Analyst Jasmine Opperman, director of African Operations at Terrorism Research and Analysis Consortium, similarly dismisses the possibility. She regularly monitors social media traffic from various international terror groups, and has seen little activity on their sites since the hotel attack. Nor does she believe ISIS is likely to be responsible. “They wish they could be that strong in Mali at this point,” she says. While some independent groups may have expressed support for ISIS, the organization does not have the operational presence on the ground to pull off a sophisticated hostage situation in a premium hotel in one of the most fortified parts of the capital.

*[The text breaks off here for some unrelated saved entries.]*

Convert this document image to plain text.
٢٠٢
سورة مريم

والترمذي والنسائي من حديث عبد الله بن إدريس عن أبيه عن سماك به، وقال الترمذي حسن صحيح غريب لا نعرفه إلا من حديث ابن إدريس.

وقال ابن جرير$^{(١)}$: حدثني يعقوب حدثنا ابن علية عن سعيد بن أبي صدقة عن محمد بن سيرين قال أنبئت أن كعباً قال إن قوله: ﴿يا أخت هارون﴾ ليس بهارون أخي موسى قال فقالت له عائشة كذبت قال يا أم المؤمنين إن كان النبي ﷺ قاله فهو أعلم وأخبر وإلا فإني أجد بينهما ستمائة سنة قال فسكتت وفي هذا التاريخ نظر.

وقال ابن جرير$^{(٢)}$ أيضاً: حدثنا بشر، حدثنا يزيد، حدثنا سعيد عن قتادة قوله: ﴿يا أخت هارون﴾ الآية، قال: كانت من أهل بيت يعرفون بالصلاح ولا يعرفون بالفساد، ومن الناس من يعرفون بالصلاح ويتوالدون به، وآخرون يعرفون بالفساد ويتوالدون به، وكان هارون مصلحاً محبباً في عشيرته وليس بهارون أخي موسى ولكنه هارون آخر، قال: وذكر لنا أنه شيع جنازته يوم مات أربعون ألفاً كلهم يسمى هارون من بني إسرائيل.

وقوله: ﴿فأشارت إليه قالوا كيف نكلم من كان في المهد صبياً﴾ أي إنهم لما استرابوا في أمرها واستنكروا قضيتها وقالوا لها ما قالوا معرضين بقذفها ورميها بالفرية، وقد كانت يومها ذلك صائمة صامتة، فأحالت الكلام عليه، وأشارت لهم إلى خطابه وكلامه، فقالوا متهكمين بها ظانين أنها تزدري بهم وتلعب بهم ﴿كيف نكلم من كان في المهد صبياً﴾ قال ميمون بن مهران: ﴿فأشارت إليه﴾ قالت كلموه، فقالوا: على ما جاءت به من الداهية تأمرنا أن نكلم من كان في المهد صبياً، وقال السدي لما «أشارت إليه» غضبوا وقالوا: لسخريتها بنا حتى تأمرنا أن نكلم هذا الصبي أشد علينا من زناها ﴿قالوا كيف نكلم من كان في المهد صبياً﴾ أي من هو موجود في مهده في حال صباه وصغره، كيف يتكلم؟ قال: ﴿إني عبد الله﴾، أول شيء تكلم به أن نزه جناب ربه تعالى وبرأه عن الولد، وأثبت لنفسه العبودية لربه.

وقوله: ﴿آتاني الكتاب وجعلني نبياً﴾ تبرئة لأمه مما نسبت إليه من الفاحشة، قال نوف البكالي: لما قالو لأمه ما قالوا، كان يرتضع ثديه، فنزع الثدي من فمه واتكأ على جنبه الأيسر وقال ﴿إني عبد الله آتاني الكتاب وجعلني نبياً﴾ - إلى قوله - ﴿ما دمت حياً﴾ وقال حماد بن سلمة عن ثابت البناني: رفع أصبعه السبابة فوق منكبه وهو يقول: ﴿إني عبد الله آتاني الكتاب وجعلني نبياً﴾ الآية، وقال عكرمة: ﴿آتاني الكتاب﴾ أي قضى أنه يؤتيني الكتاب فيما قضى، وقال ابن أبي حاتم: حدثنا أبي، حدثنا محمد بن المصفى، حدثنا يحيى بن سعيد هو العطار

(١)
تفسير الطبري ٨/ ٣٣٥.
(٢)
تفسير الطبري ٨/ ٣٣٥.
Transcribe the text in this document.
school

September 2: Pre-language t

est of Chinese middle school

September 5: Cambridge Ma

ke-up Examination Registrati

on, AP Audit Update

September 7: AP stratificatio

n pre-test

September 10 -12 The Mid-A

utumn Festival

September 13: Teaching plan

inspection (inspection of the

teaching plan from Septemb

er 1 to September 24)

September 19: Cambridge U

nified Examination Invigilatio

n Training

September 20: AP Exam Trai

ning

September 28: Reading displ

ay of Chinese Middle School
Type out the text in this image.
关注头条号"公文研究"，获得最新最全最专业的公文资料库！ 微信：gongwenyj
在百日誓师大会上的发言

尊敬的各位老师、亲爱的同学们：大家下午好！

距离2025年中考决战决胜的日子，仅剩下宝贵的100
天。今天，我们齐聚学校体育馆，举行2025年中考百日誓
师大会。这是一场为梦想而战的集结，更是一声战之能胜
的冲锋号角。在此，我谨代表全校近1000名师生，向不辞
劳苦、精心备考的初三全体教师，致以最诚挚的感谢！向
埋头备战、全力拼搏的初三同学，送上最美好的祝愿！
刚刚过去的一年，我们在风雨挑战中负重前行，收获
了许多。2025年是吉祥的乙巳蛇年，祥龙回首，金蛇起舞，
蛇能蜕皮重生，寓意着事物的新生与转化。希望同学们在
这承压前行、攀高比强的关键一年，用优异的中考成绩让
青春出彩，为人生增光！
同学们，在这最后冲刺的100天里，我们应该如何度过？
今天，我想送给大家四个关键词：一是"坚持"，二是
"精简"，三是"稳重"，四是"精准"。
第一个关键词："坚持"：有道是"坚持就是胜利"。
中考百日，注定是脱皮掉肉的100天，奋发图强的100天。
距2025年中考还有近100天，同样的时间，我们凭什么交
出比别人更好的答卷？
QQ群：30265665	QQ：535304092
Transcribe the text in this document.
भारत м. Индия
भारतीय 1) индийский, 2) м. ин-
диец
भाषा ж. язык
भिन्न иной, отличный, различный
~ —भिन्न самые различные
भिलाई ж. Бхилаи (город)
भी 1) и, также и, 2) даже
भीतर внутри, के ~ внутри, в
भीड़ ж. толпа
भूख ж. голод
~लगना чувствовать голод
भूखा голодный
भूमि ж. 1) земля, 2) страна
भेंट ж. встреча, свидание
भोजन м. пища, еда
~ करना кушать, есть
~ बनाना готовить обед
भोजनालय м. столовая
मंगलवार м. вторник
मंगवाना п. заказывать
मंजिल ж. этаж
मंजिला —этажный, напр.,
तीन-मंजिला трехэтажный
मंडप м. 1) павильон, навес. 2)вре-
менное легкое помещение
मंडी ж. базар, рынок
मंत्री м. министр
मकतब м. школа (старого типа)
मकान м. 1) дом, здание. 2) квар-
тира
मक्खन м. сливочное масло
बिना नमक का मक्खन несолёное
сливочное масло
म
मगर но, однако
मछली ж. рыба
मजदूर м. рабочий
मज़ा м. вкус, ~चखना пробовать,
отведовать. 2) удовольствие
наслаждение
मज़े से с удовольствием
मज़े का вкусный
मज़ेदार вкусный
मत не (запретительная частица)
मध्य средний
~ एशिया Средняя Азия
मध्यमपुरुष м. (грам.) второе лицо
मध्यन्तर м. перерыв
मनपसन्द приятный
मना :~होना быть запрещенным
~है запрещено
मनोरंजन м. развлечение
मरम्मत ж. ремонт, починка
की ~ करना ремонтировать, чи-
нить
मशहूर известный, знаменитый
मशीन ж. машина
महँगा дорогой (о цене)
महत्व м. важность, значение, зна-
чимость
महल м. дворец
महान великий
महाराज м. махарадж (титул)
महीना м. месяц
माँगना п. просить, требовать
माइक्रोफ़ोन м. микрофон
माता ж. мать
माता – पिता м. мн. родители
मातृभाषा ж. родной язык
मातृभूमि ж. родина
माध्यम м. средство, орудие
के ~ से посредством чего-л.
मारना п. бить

Opperman points to the little known Macina Liberation Front (MLF) as a group that bears watching in the hours ahead. The MLF took credit for a hotel siege in the central Malian town of Sevare that killed 13 people, including five UN peacekeepers, in August, and has attempted to derail a tentative peace agreement between the Malian government and the country’s northern rebel groups. But al-Murabitoon also claimed credit for that attack, another indication of intra-group rivalry. The MLF claims to be seeking to reestablish a 19th century Islamic kingdom that ruled over parts of Mali and neighboring Mauritania. Despite their historical claims and violent tactics, says Opperman, they are mainly interested in controlling the lucrative smuggling routes of southern Mali. “They are all about money, all about profit making,” she says.
Though the Nigeria-based Boko Haram terrorist group has been recently listed as the most violent terror group in the world by the Institute for Economics and Peace’s Global Terrorism Index, supplanting both al Qaeda and ISIS, few see any of their fingerprints in the Bamako hotel siege. They may be deadly in Nigeria, says Cummings, but “this is simply beyond their operational capacities.” Given all the possible perpetrators, investigators are going to have a hard time laying blame, or confirming claims, for some time. As the Boko Haram terror attack death toll of 6,664 last year shows, terrorism is taking a toll in Africa, a fact that the rest of the world is only just waking up to.